Thursday, October 22, 2009

He was there in spirit

Karl Rove in his Wall Street Journal perch --

There is also the heavy whiff of politics in the administration's [Afghan] war deliberations. The president's senior political adviser, David Axelrod, apparently attends war cabinet meetings—something I did not do as President Bush's senior political adviser.

From Bob Woodward's account of the Iraq war run-up --

The president also informed Karl Rove, his chief political strategist, of his decision [that there would be war in Iraq] over the [2002] holidays. Rove had gone to Crawford to brief Bush on the confidential plan for Bush's 2004 reelection campaign. While Laura Bush sat reading a book, Rove gave a PowerPoint presentation on the campaign's strategy, themes and timetable.

Opening his laptop, he displayed for Bush in bold letters on a dark blue background:

PERSONA:

Strong Leader
Bold Action
Big Ideas
Peace in World
More Compassionate America
Cares About People Like Me
Leads a Strong Team

All things being equal, the president asked, when would you like to begin the campaign and active fundraising?

Rove said he wanted the president to start that February or March [2003] and begin raising the money, probably $200 million. He had a schedule. In February, March and April 2003, there would be between 12 and 16 fundraisers.
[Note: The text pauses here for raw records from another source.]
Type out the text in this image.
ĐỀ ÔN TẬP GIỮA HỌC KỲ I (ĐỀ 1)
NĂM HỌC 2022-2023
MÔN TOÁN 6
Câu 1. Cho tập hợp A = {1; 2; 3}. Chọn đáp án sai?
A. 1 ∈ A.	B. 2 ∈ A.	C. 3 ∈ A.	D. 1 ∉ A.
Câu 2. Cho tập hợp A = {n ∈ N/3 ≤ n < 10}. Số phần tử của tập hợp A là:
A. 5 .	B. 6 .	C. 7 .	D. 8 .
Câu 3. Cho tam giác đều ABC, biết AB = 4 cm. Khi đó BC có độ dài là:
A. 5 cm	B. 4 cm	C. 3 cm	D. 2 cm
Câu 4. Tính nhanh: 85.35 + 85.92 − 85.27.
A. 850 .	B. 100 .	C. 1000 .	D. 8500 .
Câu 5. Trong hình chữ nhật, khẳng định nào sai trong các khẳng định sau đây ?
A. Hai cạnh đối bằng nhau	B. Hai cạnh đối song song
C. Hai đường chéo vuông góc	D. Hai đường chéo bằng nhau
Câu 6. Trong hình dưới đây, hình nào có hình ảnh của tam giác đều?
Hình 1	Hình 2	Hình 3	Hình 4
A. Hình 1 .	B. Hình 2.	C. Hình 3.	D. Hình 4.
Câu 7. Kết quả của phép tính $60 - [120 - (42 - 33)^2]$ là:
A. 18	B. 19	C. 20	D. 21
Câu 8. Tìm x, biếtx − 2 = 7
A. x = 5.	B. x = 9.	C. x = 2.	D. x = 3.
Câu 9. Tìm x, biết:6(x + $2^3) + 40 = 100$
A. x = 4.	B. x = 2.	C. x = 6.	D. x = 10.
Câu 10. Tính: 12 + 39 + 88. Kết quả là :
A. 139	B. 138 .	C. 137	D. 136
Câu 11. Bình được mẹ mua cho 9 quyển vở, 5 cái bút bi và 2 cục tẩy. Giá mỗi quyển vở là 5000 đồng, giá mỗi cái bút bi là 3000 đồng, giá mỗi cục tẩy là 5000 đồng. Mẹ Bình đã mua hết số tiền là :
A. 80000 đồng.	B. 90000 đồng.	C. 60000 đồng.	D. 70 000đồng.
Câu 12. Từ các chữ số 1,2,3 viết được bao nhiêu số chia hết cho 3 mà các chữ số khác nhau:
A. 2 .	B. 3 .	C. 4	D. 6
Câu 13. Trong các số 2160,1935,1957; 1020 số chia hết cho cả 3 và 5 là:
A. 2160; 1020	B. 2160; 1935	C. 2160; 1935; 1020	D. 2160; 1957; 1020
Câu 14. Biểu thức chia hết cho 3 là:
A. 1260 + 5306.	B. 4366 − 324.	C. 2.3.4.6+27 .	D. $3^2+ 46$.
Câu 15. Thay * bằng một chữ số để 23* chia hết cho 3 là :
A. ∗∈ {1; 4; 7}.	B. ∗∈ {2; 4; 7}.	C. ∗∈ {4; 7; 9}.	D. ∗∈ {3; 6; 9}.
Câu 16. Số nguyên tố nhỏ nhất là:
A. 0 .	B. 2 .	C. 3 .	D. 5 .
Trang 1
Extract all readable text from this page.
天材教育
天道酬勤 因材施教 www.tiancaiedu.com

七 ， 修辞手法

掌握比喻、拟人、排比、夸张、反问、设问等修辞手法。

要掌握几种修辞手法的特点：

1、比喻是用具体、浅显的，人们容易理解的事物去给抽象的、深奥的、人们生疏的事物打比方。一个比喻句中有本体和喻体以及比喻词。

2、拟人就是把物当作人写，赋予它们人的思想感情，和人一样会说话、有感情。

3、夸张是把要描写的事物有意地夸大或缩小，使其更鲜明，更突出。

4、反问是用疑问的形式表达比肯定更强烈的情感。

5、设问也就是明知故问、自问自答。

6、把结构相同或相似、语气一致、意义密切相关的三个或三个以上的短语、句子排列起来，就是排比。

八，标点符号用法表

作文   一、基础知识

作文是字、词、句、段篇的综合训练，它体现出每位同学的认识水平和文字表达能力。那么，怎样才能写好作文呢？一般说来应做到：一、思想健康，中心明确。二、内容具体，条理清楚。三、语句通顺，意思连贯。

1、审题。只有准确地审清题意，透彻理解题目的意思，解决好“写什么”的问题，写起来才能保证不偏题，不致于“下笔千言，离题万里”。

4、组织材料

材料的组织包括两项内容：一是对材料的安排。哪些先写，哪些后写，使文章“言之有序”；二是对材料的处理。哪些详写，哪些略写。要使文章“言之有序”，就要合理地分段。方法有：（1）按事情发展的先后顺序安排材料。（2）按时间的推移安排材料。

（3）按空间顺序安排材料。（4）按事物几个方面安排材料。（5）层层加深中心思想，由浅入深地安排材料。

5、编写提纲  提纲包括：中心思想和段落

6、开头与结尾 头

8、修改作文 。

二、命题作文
"We got a war coming," the president told Rove flatly, "and you're just going to have to wait." He had decided. "The moment is coming." The president did not give a date, but he left the impression with Rove that it would be January or February or March at the latest.

"Remember the problem with your dad's campaign," Rove replied. "A lot of people said he got started too late."

"I understand," Bush said. "I'll tell you when I'm comfortable with you starting."


So before getting to the bit where Woodward was being spun by his sources [K. Rove], note that Bush was telling Karl Rove over Christmas 2002 that there was going to be a war with Saddam. In public, the suspense was maintained up until March 2003. Technically, Rove wasn't in the "war cabinet". He didn't need to be.

But now note the preposterousness of Bush's supposed sacrifice of campaigning. There wasn't an election coming until November 2004. There was no prospect of an opponent in the Republican primary. So he was still a full 15 months at the earliest from needing to do any serious campaigning.

But Rove wept as Bush forsook some fundraisers in early 2003. And never noticed that Bush telling him there was a war coming could be mapped into the first four criteria of his Powerpoint presentation. The Bush-Rove relationship was You Furnish the Pictures, and I'll Furnish the War. No cabinet meetings necessary.

UPDATE: Headline on Rove op-ed in US edition of WSJ --

Obama Goes Wobbly on Afghanistan

Headline on Con Coughlin op-ed in WSJ European edition --

Brown Goes Wobbly on Afghanistan

So the people who have to make the actual decision about sending troops into danger are "wobbly". The pundits are all for it.